Le opere allestite
negli spazi del Pecci si presentano come espressioni di un’identità brasiliana
scevra da ogni stereotipo addottole dalla cultura europea, in contatto con la propria
immagine originaria. L’esposizione prende ispirazione da Brasilia, una delle
più grandi utopie concepite dall’uomo, “
posto senza luogo che ha visto una
élite diventare un centro di potere reale”. L’ultimo progetto a essa legato dell’architetto
Oscar
Niemeyer costituisce qui contemporaneamente il punto di partenza e il suo stesso
superamento.
Le opere esposte
rappresentano un’unità spazio-temporale finalmente svincolata dalla precedente
utopia modernista.

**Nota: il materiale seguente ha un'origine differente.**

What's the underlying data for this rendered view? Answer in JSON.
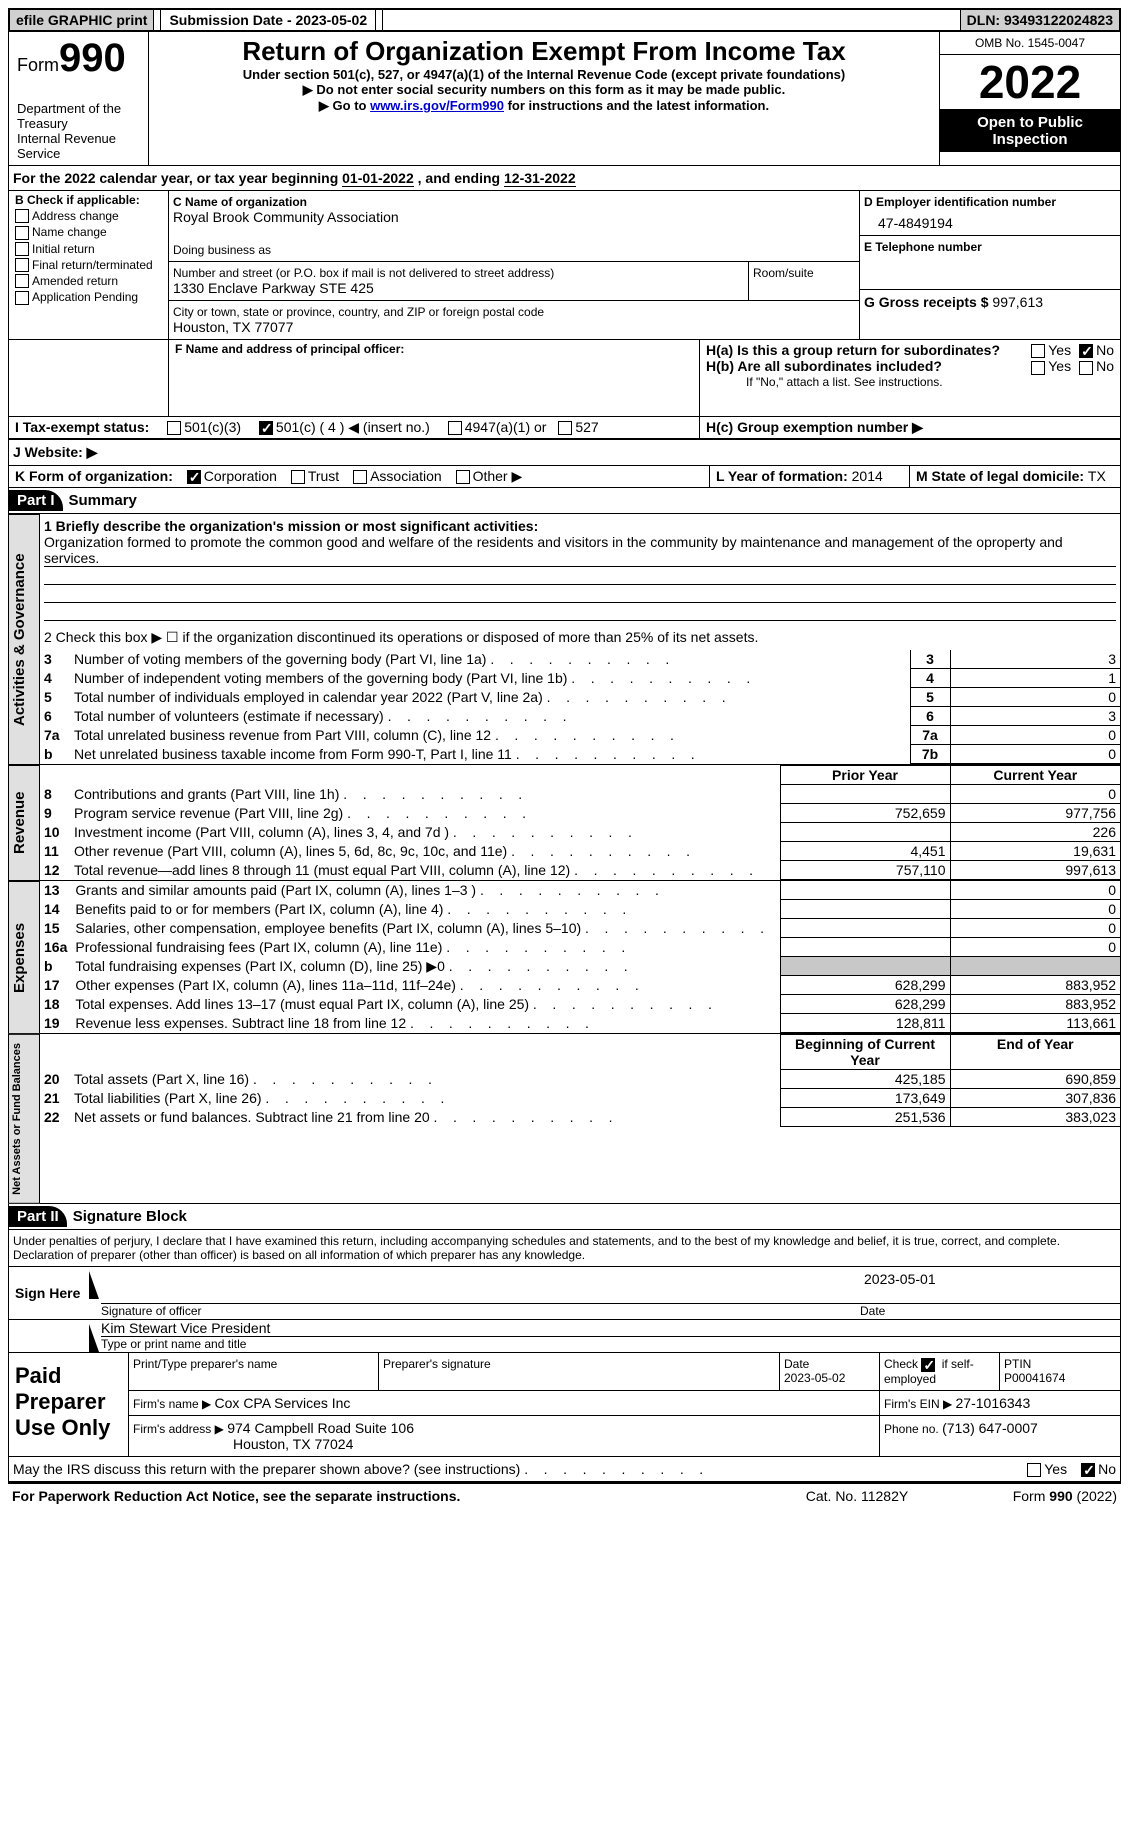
{
  "topbar": {
    "efile": "efile GRAPHIC print",
    "submission_label": "Submission Date - ",
    "submission_date": "2023-05-02",
    "dln_label": "DLN: ",
    "dln": "93493122024823"
  },
  "header": {
    "form_prefix": "Form",
    "form_number": "990",
    "dept": "Department of the Treasury",
    "irs": "Internal Revenue Service",
    "title": "Return of Organization Exempt From Income Tax",
    "sub1": "Under section 501(c), 527, or 4947(a)(1) of the Internal Revenue Code (except private foundations)",
    "sub2": "Do not enter social security numbers on this form as it may be made public.",
    "sub3_prefix": "Go to ",
    "sub3_link": "www.irs.gov/Form990",
    "sub3_suffix": " for instructions and the latest information.",
    "omb": "OMB No. 1545-0047",
    "year": "2022",
    "open": "Open to Public Inspection"
  },
  "sectionA": {
    "text": "For the 2022 calendar year, or tax year beginning ",
    "begin": "01-01-2022",
    "mid": " , and ending ",
    "end": "12-31-2022"
  },
  "sectionB": {
    "label": "B Check if applicable:",
    "items": [
      "Address change",
      "Name change",
      "Initial return",
      "Final return/terminated",
      "Amended return",
      "Application Pending"
    ]
  },
  "sectionC": {
    "name_label": "C Name of organization",
    "name": "Royal Brook Community Association",
    "dba_label": "Doing business as",
    "addr_label": "Number and street (or P.O. box if mail is not delivered to street address)",
    "room_label": "Room/suite",
    "addr": "1330 Enclave Parkway STE 425",
    "city_label": "City or town, state or province, country, and ZIP or foreign postal code",
    "city": "Houston, TX  77077"
  },
  "sectionD": {
    "label": "D Employer identification number",
    "val": "47-4849194"
  },
  "sectionE": {
    "label": "E Telephone number"
  },
  "sectionG": {
    "label": "G Gross receipts $ ",
    "val": "997,613"
  },
  "sectionF": {
    "label": "F  Name and address of principal officer:"
  },
  "sectionH": {
    "a_label": "H(a)  Is this a group return for subordinates?",
    "b_label": "H(b)  Are all subordinates included?",
    "b_note": "If \"No,\" attach a list. See instructions.",
    "c_label": "H(c)  Group exemption number ▶",
    "yes": "Yes",
    "no": "No"
  },
  "sectionI": {
    "label": "I  Tax-exempt status:",
    "opt1": "501(c)(3)",
    "opt2": "501(c) ( 4 ) ◀ (insert no.)",
    "opt3": "4947(a)(1) or",
    "opt4": "527"
  },
  "sectionJ": {
    "label": "J  Website: ▶"
  },
  "sectionK": {
    "label": "K Form of organization:",
    "opts": [
      "Corporation",
      "Trust",
      "Association",
      "Other ▶"
    ]
  },
  "sectionL": {
    "label": "L Year of formation: ",
    "val": "2014"
  },
  "sectionM": {
    "label": "M State of legal domicile: ",
    "val": "TX"
  },
  "part1": {
    "num": "Part I",
    "title": "Summary"
  },
  "summary": {
    "line1_label": "1  Briefly describe the organization's mission or most significant activities:",
    "line1_text": "Organization formed to promote the common good and welfare of the residents and visitors in the community by maintenance and management of the oproperty and services.",
    "line2": "2  Check this box ▶ ☐ if the organization discontinued its operations or disposed of more than 25% of its net assets.",
    "rows": [
      {
        "n": "3",
        "t": "Number of voting members of the governing body (Part VI, line 1a)",
        "box": "3",
        "v": "3"
      },
      {
        "n": "4",
        "t": "Number of independent voting members of the governing body (Part VI, line 1b)",
        "box": "4",
        "v": "1"
      },
      {
        "n": "5",
        "t": "Total number of individuals employed in calendar year 2022 (Part V, line 2a)",
        "box": "5",
        "v": "0"
      },
      {
        "n": "6",
        "t": "Total number of volunteers (estimate if necessary)",
        "box": "6",
        "v": "3"
      },
      {
        "n": "7a",
        "t": "Total unrelated business revenue from Part VIII, column (C), line 12",
        "box": "7a",
        "v": "0"
      },
      {
        "n": "b",
        "t": "Net unrelated business taxable income from Form 990-T, Part I, line 11",
        "box": "7b",
        "v": "0"
      }
    ],
    "col_prior": "Prior Year",
    "col_current": "Current Year",
    "rev_rows": [
      {
        "n": "8",
        "t": "Contributions and grants (Part VIII, line 1h)",
        "p": "",
        "c": "0"
      },
      {
        "n": "9",
        "t": "Program service revenue (Part VIII, line 2g)",
        "p": "752,659",
        "c": "977,756"
      },
      {
        "n": "10",
        "t": "Investment income (Part VIII, column (A), lines 3, 4, and 7d )",
        "p": "",
        "c": "226"
      },
      {
        "n": "11",
        "t": "Other revenue (Part VIII, column (A), lines 5, 6d, 8c, 9c, 10c, and 11e)",
        "p": "4,451",
        "c": "19,631"
      },
      {
        "n": "12",
        "t": "Total revenue—add lines 8 through 11 (must equal Part VIII, column (A), line 12)",
        "p": "757,110",
        "c": "997,613"
      }
    ],
    "exp_rows": [
      {
        "n": "13",
        "t": "Grants and similar amounts paid (Part IX, column (A), lines 1–3 )",
        "p": "",
        "c": "0"
      },
      {
        "n": "14",
        "t": "Benefits paid to or for members (Part IX, column (A), line 4)",
        "p": "",
        "c": "0"
      },
      {
        "n": "15",
        "t": "Salaries, other compensation, employee benefits (Part IX, column (A), lines 5–10)",
        "p": "",
        "c": "0"
      },
      {
        "n": "16a",
        "t": "Professional fundraising fees (Part IX, column (A), line 11e)",
        "p": "",
        "c": "0"
      },
      {
        "n": "b",
        "t": "Total fundraising expenses (Part IX, column (D), line 25) ▶0",
        "p": "shaded",
        "c": "shaded"
      },
      {
        "n": "17",
        "t": "Other expenses (Part IX, column (A), lines 11a–11d, 11f–24e)",
        "p": "628,299",
        "c": "883,952"
      },
      {
        "n": "18",
        "t": "Total expenses. Add lines 13–17 (must equal Part IX, column (A), line 25)",
        "p": "628,299",
        "c": "883,952"
      },
      {
        "n": "19",
        "t": "Revenue less expenses. Subtract line 18 from line 12",
        "p": "128,811",
        "c": "113,661"
      }
    ],
    "col_begin": "Beginning of Current Year",
    "col_end": "End of Year",
    "net_rows": [
      {
        "n": "20",
        "t": "Total assets (Part X, line 16)",
        "p": "425,185",
        "c": "690,859"
      },
      {
        "n": "21",
        "t": "Total liabilities (Part X, line 26)",
        "p": "173,649",
        "c": "307,836"
      },
      {
        "n": "22",
        "t": "Net assets or fund balances. Subtract line 21 from line 20",
        "p": "251,536",
        "c": "383,023"
      }
    ]
  },
  "vtabs": {
    "act": "Activities & Governance",
    "rev": "Revenue",
    "exp": "Expenses",
    "net": "Net Assets or Fund Balances"
  },
  "part2": {
    "num": "Part II",
    "title": "Signature Block"
  },
  "sig": {
    "pen": "Under penalties of perjury, I declare that I have examined this return, including accompanying schedules and statements, and to the best of my knowledge and belief, it is true, correct, and complete. Declaration of preparer (other than officer) is based on all information of which preparer has any knowledge.",
    "sign_here": "Sign Here",
    "sig_officer": "Signature of officer",
    "date": "Date",
    "date_val": "2023-05-01",
    "name_title": "Kim Stewart  Vice President",
    "type_name": "Type or print name and title",
    "paid": "Paid Preparer Use Only",
    "prep_name_label": "Print/Type preparer's name",
    "prep_sig_label": "Preparer's signature",
    "prep_date_label": "Date",
    "prep_date": "2023-05-02",
    "check_label": "Check ☑ if self-employed",
    "ptin_label": "PTIN",
    "ptin": "P00041674",
    "firm_name_label": "Firm's name    ▶ ",
    "firm_name": "Cox CPA Services Inc",
    "firm_ein_label": "Firm's EIN ▶ ",
    "firm_ein": "27-1016343",
    "firm_addr_label": "Firm's address ▶ ",
    "firm_addr": "974 Campbell Road Suite 106",
    "firm_city": "Houston, TX  77024",
    "phone_label": "Phone no. ",
    "phone": "(713) 647-0007"
  },
  "footer": {
    "discuss": "May the IRS discuss this return with the preparer shown above? (see instructions)",
    "yes": "Yes",
    "no": "No",
    "paperwork": "For Paperwork Reduction Act Notice, see the separate instructions.",
    "cat": "Cat. No. 11282Y",
    "form": "Form 990 (2022)"
  }
}
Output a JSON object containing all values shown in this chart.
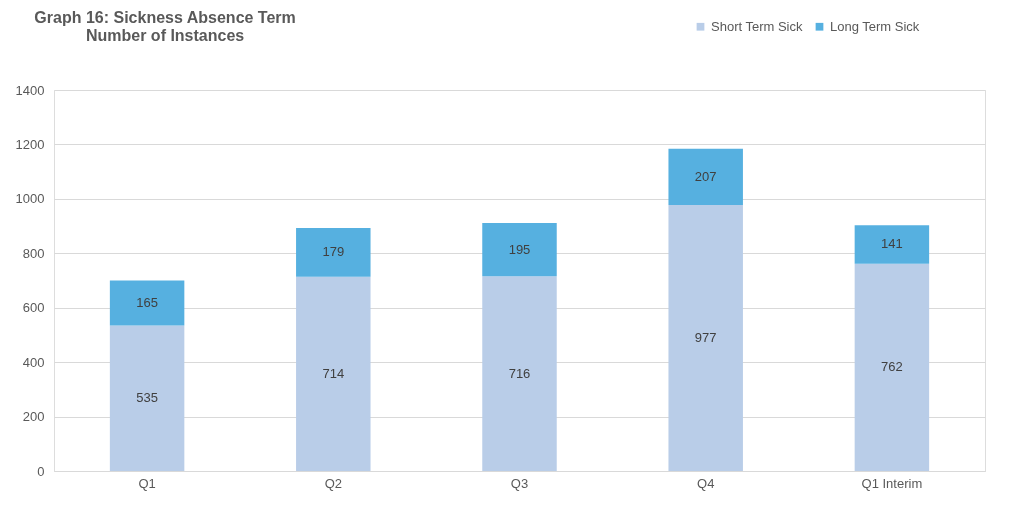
{
  "chart_data": {
    "type": "bar",
    "stacked": true,
    "title": "Graph 16: Sickness Absence Term\nNumber of Instances",
    "categories": [
      "Q1",
      "Q2",
      "Q3",
      "Q4",
      "Q1  Interim"
    ],
    "series": [
      {
        "name": "Short Term Sick",
        "color": "#b9cde8",
        "values": [
          535,
          714,
          716,
          977,
          762
        ]
      },
      {
        "name": "Long Term Sick",
        "color": "#56b0e0",
        "values": [
          165,
          179,
          195,
          207,
          141
        ]
      }
    ],
    "ylim": [
      0,
      1400
    ],
    "yticks": [
      0,
      200,
      400,
      600,
      800,
      1000,
      1200,
      1400
    ],
    "grid": "y",
    "legend": "top right",
    "data_labels": true
  }
}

È un’estetica che rivendica l’affermazione di utopie
particolari, attraverso l’operare artistico che è un comunicare universale.
Artefici di questo processo sono, fra gli altri,
Waltercio Caldas,
Cildo Meireles e
Laura Vinci. Con
After Utopia, per utilizzare le parole del curatore
Atto Belloli
Ardessi,
“si vuole superare l’usura strategica di un significato, per
indicare la precisa possibilità visionaria dello scenario contemporaneo
dell’arte brasiliana”.Vige una
supremazia formale nelle ricerche degli artisti presentati. Si assiste a
diversi approcci e tentativi di plasmare la realtà attraverso un processo
speculativo in cui il sogno di un miglioramento delle condizioni sociali
generali forgia costantemente lo sviluppo dell’immaginario. Legno, mattoni,
metallo: sono questi i materiali che prevalgono in questo farsi spazio di
un’identità estetica di un Brasile che non può esimersi da quell’esigenza di
fondo, matrice dei suoi sogni futuri e passati, che sfocia nel termine di una
necessità utopica.
Ak 47 (2009) di
André Komatsu, una struttura in mattoni che si
erge fino a sfiorare il soffitto, è presenza e accenno di un mondo in cui sia
possibile gettare le fondamenta per la propria sicurezza. Opera, quest’ultima,
che costituisce un’ipotetica risposta a
Nas Quebradas (1979) di
Hélio Oiticica, che conduce “su per le stradine”
di una favela in un sentiero di sassi in cui lo spettatore scivola e affonda,
già testimone di una realtà in corso che anela al proprio superamento.
Le Sale Biblioteca ospitano invece
una selezione delle fotografie di
Piergiorgio Branzi (Firenze, 1928) dagli anni ‘50 a
oggi. L’artista si avvicina alla fotografia –
“idea proiettata sulla carta”, come lui stesso la definisce –
dopo aver visto a Firenze nel 1953 una mostra di
Henri Cartier-Bresson. L’esperienza giornalistica da
inviato lo ha portato nel corso degli anni ‘60 prima in Russia, poi a Parigi,
dove continua a sentirsi
“un vampiro in una macelleria”, continuando la sua ricerca
sull’immagine. Branzi inizia poi a viaggiare per il mondo per produrre nuove
idee stampate.
Se i primi lavori si
caratterizzano per l’eleganza di una forma che ricerca l’equilibrio tra il
rispetto della tradizione e il suo possibile superamento, le ultime opere si
aprono al gioco caleidoscopico della visione, allontanandosi dalla composizione
del quadro. Per indagare nel dettaglio l’oggetto/mondo/paesaggio.